La diversité des timbres et des registres permet à Jean-Marie Machado d’imaginer des arrangements aussi divers que passionnants en s’arrangeant pour que chaque membre du nonet / Tentet « Danzas » puisse être mis en valeur en tant que soliste sur au moins un titre, et que celui-ci soit porté par des riffs et des nappes joués par un orchestre dont les multiples combinaisons permettent de créer un son nouveau à chaque fois. Ainsi, chacun peu prendre le temps de développer des chorus passionnants sans avoir à endosser la responsabilité de la dynamique d’ensemble. Contrairement aux petites formations, au sein desquelles les solistes doivent occuper le terrain, cet orchestre en constante mutation donne une impression de densité, de foisonnement, qui donne au soliste la liberté de rester centré sur le développement d’un discours dont le fond n’est pas orienté par les nécessités formelles (densité, épaisseur, dynamique…).

Le tout est harmonieusement organisé autours d’un noyau rythmique que la taille de la formation n’empêche nullement de vagabonder. A commencer par le Piano du leader, volubile, plein d’énergie, de malice et de soleil. Architecte fantaisiste, Jean-Marie Machado sais imaginer des murs porteurs solides mais discrets, suffisamment épais pour que jamais l’édifice ne sois fragilisé, mais d’une esthétique si légère qu’on en oublie la présence, ne retenant de l’ensemble que l’espace dont il est envahi, espace utilisé par tous pour apporter son brin de folie à la grande fête qui y est organisée. Et de folie, sa main droite en a à revendre, notamment sur les titres les plus enlevés, où ses phrases ensoleillées semblent exploiter tous les interstices de la musique pour s’épanouir.
Il se charge d’ailleurs d’ouvrir le bal avec un beau solo sur « Tangrock » avant de laisser la main à Claus Stötter qui, sur une rythmique chantante et dansante (épatant travail de Henning Sieverts , harmonisation culottée du leader), envoie de belles phrases positives tandis que derrière lui la musique se charge de riffs énergiques.

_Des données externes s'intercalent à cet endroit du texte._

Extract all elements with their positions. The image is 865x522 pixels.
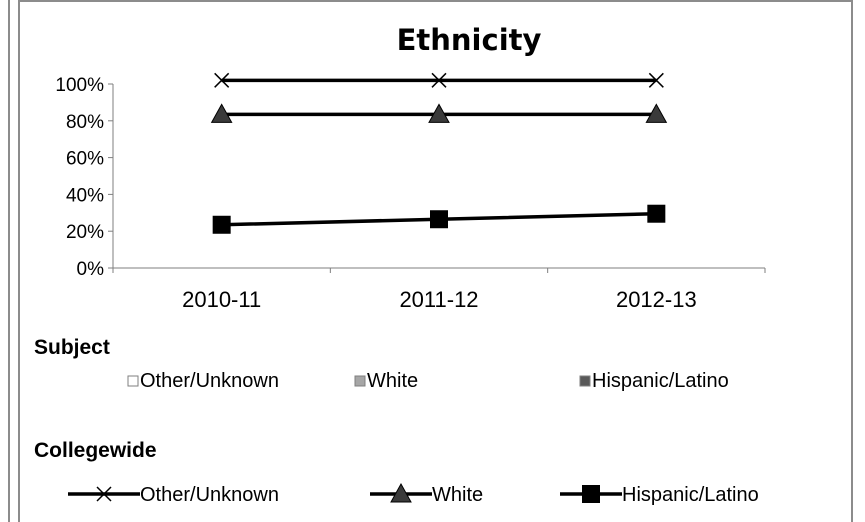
legend-label: Hispanic/Latino	[622, 484, 759, 506]
marker-triangle	[210, 103, 233, 123]
x-tick-label: 2011-12	[399, 287, 478, 312]
axes	[112, 84, 765, 269]
marker-triangle	[428, 103, 450, 123]
marker-square	[212, 215, 231, 234]
marker-square	[430, 210, 448, 229]
legend-label: Other/Unknown	[140, 370, 279, 392]
legend-label: White	[367, 370, 418, 392]
subject-legend: Other/Unknown White Hispanic/Latino	[127, 370, 729, 392]
legend-label: Other/Unknown	[140, 484, 279, 506]
marker-square	[582, 485, 600, 503]
marker-triangle	[645, 103, 668, 123]
legend-item: White	[370, 482, 483, 506]
legend-item: Other/Unknown	[127, 370, 279, 392]
chart-title: Ethnicity	[397, 23, 542, 57]
x-tick-labels: 2010-11 2011-12 2012-13	[112, 268, 766, 312]
marker-x	[431, 72, 447, 88]
legend-swatch	[354, 375, 366, 387]
legend-label: Hispanic/Latino	[592, 370, 729, 392]
x-tick-label: 2010-11	[182, 287, 261, 312]
y-tick-label: 20%	[66, 222, 104, 243]
y-tick-label: 40%	[66, 185, 104, 206]
marker-triangle	[390, 482, 412, 503]
marker-x	[648, 72, 664, 88]
legend-item: Other/Unknown	[68, 484, 279, 506]
legend-label: White	[432, 484, 483, 506]
series-lines	[221, 78, 657, 227]
chart-frame	[18, 0, 853, 522]
legend-item: Hispanic/Latino	[560, 484, 759, 506]
marker-x	[214, 72, 230, 88]
legend-swatch	[579, 375, 591, 387]
y-tick-label: 60%	[66, 149, 104, 170]
legend-subject-title: Subject	[34, 336, 110, 359]
legend-item: Hispanic/Latino	[579, 370, 729, 392]
marker-square	[647, 204, 666, 223]
series-markers	[210, 72, 668, 234]
legend-item: White	[354, 370, 418, 392]
left-border	[0, 0, 14, 522]
y-tick-label: 100%	[55, 75, 104, 96]
marker-x	[96, 486, 112, 502]
y-tick-label: 0%	[77, 259, 105, 280]
legend-swatch	[127, 375, 139, 387]
legend-collegewide-title: Collegewide	[34, 439, 157, 462]
x-tick-label: 2012-13	[616, 287, 697, 312]
collegewide-legend: Other/Unknown White Hispanic/Latino	[68, 482, 759, 506]
y-tick-labels: 0% 20% 40% 60% 80% 100%	[55, 75, 113, 280]
y-tick-label: 80%	[66, 112, 104, 133]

Une large place est laissée à Didier Ithursarry sur deux titres («Cantamarruecos », qu’il se charge d’introduire avec dynamisme sur fond de riffs cuivrés, et « Little Dog Waltz », titre également présent sur le Duo avec Dave Liebman et que Jean-Marie Machado confie ici à l’accordéoniste pour une version épurée et poétique.), l’occasion pour nous de faire un peu plus connaissance avec ce musicien peu médiatisé.

Jocelyn Mienniel teinte « Paso Oscuro » de sa sonorité veloutée et aérienne. Son introduction et le solo sur lequel elle débouche caressent comme un vent tiède nocturne. Sur « Pizziche Tarantate », sa flûte se fait plus incisive, avec tout autant de pertinence.

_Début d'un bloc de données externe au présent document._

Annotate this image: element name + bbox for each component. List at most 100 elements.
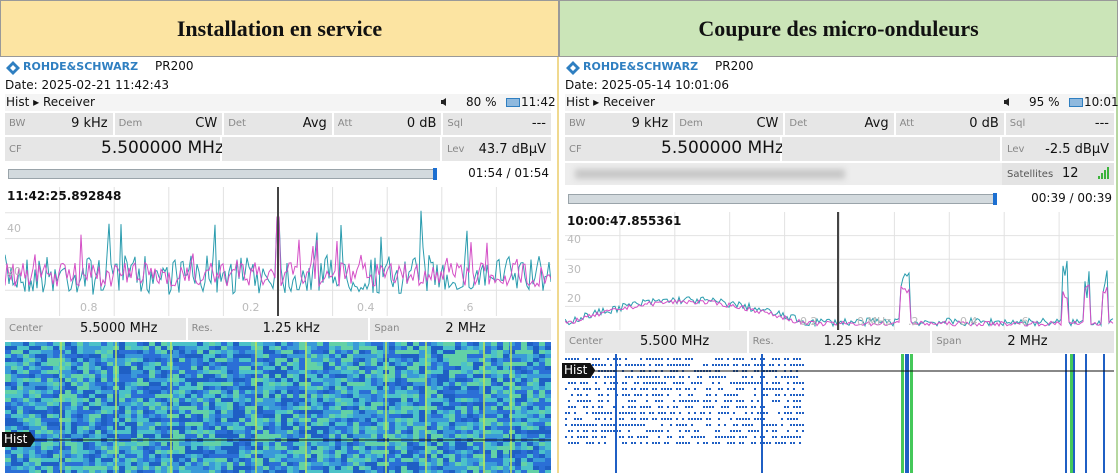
waterfall-dot (628, 412, 630, 414)
waterfall-cell (413, 422, 419, 426)
waterfall-dot (748, 424, 750, 426)
waterfall-cell (41, 370, 47, 374)
waterfall-dot (658, 436, 660, 438)
waterfall-cell (455, 398, 461, 402)
waterfall-dot (610, 412, 612, 414)
waterfall-cell (53, 446, 59, 450)
waterfall-line (1070, 354, 1073, 473)
waterfall-cell (311, 350, 317, 354)
waterfall-cell (257, 466, 263, 470)
waterfall-cell (221, 430, 227, 434)
waterfall-cell (77, 374, 83, 378)
waterfall-cell (239, 362, 245, 366)
waterfall-cell (353, 446, 359, 450)
waterfall-cell (53, 350, 59, 354)
waterfall-cell (251, 374, 257, 378)
waterfall-cell (497, 450, 503, 454)
waterfall-cell (155, 358, 161, 362)
battery-icon (1069, 98, 1083, 107)
waterfall-cell (203, 378, 209, 382)
waterfall-cell (281, 430, 287, 434)
footer-value: 1.25 kHz (262, 321, 320, 336)
waterfall-cell (125, 394, 131, 398)
waterfall-dot (637, 394, 639, 396)
waterfall-dot (733, 364, 735, 366)
waterfall-cell (485, 386, 491, 390)
waterfall-dot (574, 382, 576, 384)
waterfall-dot (631, 412, 633, 414)
waterfall-dot (601, 406, 603, 408)
waterfall-cell (11, 406, 17, 410)
waterfall-dot (643, 364, 645, 366)
waterfall-cell (233, 450, 239, 454)
waterfall-cell (311, 410, 317, 414)
waterfall-cell (149, 358, 155, 362)
waterfall-cell (413, 354, 419, 358)
waterfall-cell (539, 390, 545, 394)
waterfall-cell (5, 422, 11, 426)
waterfall-cell (407, 370, 413, 374)
waterfall-cell (35, 414, 41, 418)
waterfall-cell (545, 382, 551, 386)
waterfall-cell (83, 354, 89, 358)
waterfall-cell (233, 382, 239, 386)
waterfall-dot (769, 424, 771, 426)
waterfall-cell (539, 382, 545, 386)
waterfall-cell (263, 362, 269, 366)
waterfall-cell (29, 414, 35, 418)
waterfall-cell (275, 442, 281, 446)
waterfall-cell (77, 414, 83, 418)
waterfall-cell (329, 450, 335, 454)
waterfall-cell (533, 382, 539, 386)
waterfall-cell (185, 406, 191, 410)
waterfall-cell (227, 462, 233, 466)
waterfall-cell (389, 370, 395, 374)
waterfall-cell (179, 446, 185, 450)
waterfall-cell (137, 434, 143, 438)
waterfall-cell (95, 426, 101, 430)
waterfall-cell (365, 442, 371, 446)
waterfall-cell (35, 450, 41, 454)
footer-cell (187, 318, 369, 340)
waterfall-cell (287, 410, 293, 414)
waterfall-dot (688, 394, 690, 396)
waterfall-cell (317, 450, 323, 454)
waterfall-cell (23, 422, 29, 426)
waterfall-cell (101, 366, 107, 370)
waterfall-cell (371, 378, 377, 382)
waterfall-cell (65, 390, 71, 394)
waterfall-cell (239, 462, 245, 466)
waterfall-cell (239, 366, 245, 370)
waterfall-cell (83, 466, 89, 470)
waterfall-cell (155, 390, 161, 394)
waterfall-line (907, 354, 909, 473)
waterfall-dot (721, 358, 723, 360)
waterfall-cell (71, 350, 77, 354)
waterfall-cell (347, 374, 353, 378)
waterfall-cell (521, 374, 527, 378)
waterfall-cell (497, 466, 503, 470)
waterfall-dot (574, 406, 576, 408)
waterfall-cell (401, 442, 407, 446)
waterfall-cell (227, 390, 233, 394)
waterfall-cell (251, 458, 257, 462)
waterfall-cell (413, 382, 419, 386)
waterfall-cell (317, 378, 323, 382)
waterfall-cell (35, 446, 41, 450)
waterfall-dot (799, 382, 801, 384)
waterfall-cell (209, 410, 215, 414)
waterfall-dot (706, 364, 708, 366)
waterfall-cell (413, 394, 419, 398)
waterfall-cell (437, 354, 443, 358)
waterfall-dot (718, 442, 720, 444)
waterfall-cell (467, 442, 473, 446)
waterfall-dot (790, 364, 792, 366)
waterfall-cell (299, 470, 305, 473)
waterfall-cell (179, 434, 185, 438)
waterfall-cell (407, 402, 413, 406)
waterfall-cell (89, 446, 95, 450)
waterfall-cell (365, 354, 371, 358)
waterfall-cell (227, 398, 233, 402)
waterfall-dot (628, 430, 630, 432)
waterfall-cell (545, 430, 551, 434)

François Thuillier fait à plusieurs reprises chanter son instrument pachydermique avec la grâce des hippopotames de Fantasia. Il épaissit avec grâce la section de soufflants de sa sonorité rauque et cuivrée (« Cantamarrueccos »).

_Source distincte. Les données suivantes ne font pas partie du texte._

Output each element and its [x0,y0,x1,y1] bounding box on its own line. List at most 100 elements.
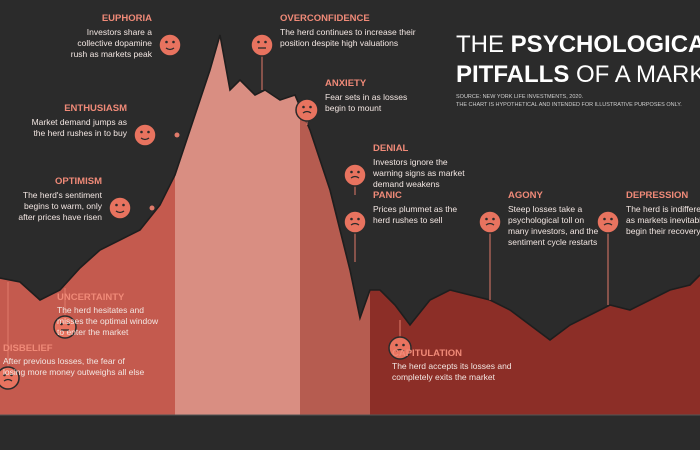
title-line-2: PITFALLS OF A MARKET CYCLE [456,61,700,88]
icon [53,315,77,339]
note: THE CHART IS HYPOTHETICAL AND INTENDED F… [456,102,682,108]
title-part: OF A MARKET CYCLE [576,61,700,88]
stage-name: AGONY [508,190,544,201]
stage-description: the herd rushes in to buy [33,128,127,138]
stage-description: to enter the market [57,327,129,337]
icon-eye [172,40,175,44]
stage-description: After previous losses, the fear of [3,356,126,366]
stage-description: completely exits the market [392,372,496,382]
stage-description: position despite high valuations [280,38,398,48]
stage-description: sentiment cycle restarts [508,237,597,247]
stage-name: DISBELIEF [3,343,53,354]
icon [0,366,20,390]
stage-description: The herd hesitates and [57,305,144,315]
stage: UNCERTAINTY The herd hesitates andmisses … [53,288,159,339]
icon-eye [122,203,125,207]
icon-mouth [140,137,150,141]
stage-name: OVERCONFIDENCE [280,13,370,24]
icon-mouth [3,378,13,382]
icon-eye [485,217,488,221]
stage-name: EUPHORIA [102,13,152,24]
connector-dot [174,132,180,138]
stage-name: CAPITULATION [392,348,462,359]
ground [0,415,700,450]
icon-eye [610,217,613,221]
stage-description: The herd's sentiment [23,190,103,200]
stage-description: Market demand jumps as [32,117,127,127]
stage-description: begin their recovery [626,226,700,236]
title-part: PITFALLS [456,61,569,88]
icon [250,33,274,57]
stage-description: Steep losses take a [508,204,582,214]
connector-dot [149,205,155,211]
stage: DISBELIEF After previous losses, the fear… [0,282,145,390]
price-line [0,34,700,341]
icon [343,210,367,234]
stage-description: warning signs as market [372,168,465,178]
stage-description: Prices plummet as the [373,204,457,214]
icon-mouth [115,210,125,214]
stage-description: collective dopamine [77,38,152,48]
icon-eye [257,40,260,44]
stage-description: begin to mount [325,103,382,113]
title-line-1: THE PSYCHOLOGICAL [456,31,700,58]
icon [596,210,620,234]
icon-mouth [395,348,405,352]
stage-name: UNCERTAINTY [57,292,125,303]
stage: OVERCONFIDENCE The herd continues to incr… [250,13,416,90]
icon-eye [302,105,305,109]
icon [388,336,412,360]
icon [158,33,182,57]
icon-eye [115,203,118,207]
icon-eye [3,373,6,377]
stage-description: The herd accepts its losses and [392,361,512,371]
stage-description: The herd continues to increase their [280,27,416,37]
icon-eye [350,170,353,174]
stage: CAPITULATION The herd accepts its losses … [388,320,512,382]
icon-eye [492,217,495,221]
icon [133,123,157,147]
icon-mouth [603,222,613,226]
icon [295,98,319,122]
stage-description: after prices have risen [18,212,102,222]
stage-description: losing more money outweighs all else [3,367,145,377]
icon-eye [357,217,360,221]
icon-mouth [350,175,360,179]
icon-eye [402,343,405,347]
stage-description: as markets inevitably [626,215,700,225]
icon-eye [165,40,168,44]
source: SOURCE: NEW YORK LIFE INVESTMENTS, 2020. [456,94,584,100]
title-part: PSYCHOLOGICAL [511,31,700,58]
stage-description: Fear sets in as losses [325,92,407,102]
title-part: THE [456,31,504,58]
stage-description: many investors, and the [508,226,599,236]
icon-eye [140,130,143,134]
stage-name: PANIC [373,190,402,201]
icon-eye [603,217,606,221]
stage-description: The herd is indifferent [626,204,700,214]
stage-name: DENIAL [373,143,409,154]
icon-eye [264,40,267,44]
icon-eye [309,105,312,109]
stage-description: psychological toll on [508,215,584,225]
icon [343,163,367,187]
icon-mouth [485,222,495,226]
stage-description: Investors ignore the [373,157,448,167]
icon-mouth [302,110,312,114]
icon-mouth [165,47,175,51]
icon-eye [350,217,353,221]
stage-name: ANXIETY [325,78,367,89]
icon-eye [67,322,70,326]
icon [478,210,502,234]
stage-description: rush as markets peak [71,49,153,59]
icon-eye [395,343,398,347]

Jean-Charles Richard, dont j’ai à plusieurs occasions souligné le talent et la folie, nous gratifie d’un chorus engagé et brûlant au soprano sur un drôle de titre inspiré d’un folklore Irlandais (« Reel ‘n’Roll ») ainsi que d’une fort belle intervention au Baryton sur « Pizziche Tarentate ».

Sur « Sarabande », un morceau calme, les nappes d’accordéon et de sublimes phrases aux harmonies subtiles portent les solos particulièrement inspirés de Claus Stötter et Gueorgui Kornazov, qui démontre une fois de plus l’étendue de son savoir-conter. Il nous livre ici avec douceur une intervention pleine d’émotions.

Henning Sieverts séduit tout au long de l’album par la mise en place de lignes qui apportent un groove certain. Sa Contrebasse s’offre un beau champ d’expression sur « Chinese Reggae », titre sur lequel il prend un chorus délicieux, à l’image de son essentielle contribution rythmique.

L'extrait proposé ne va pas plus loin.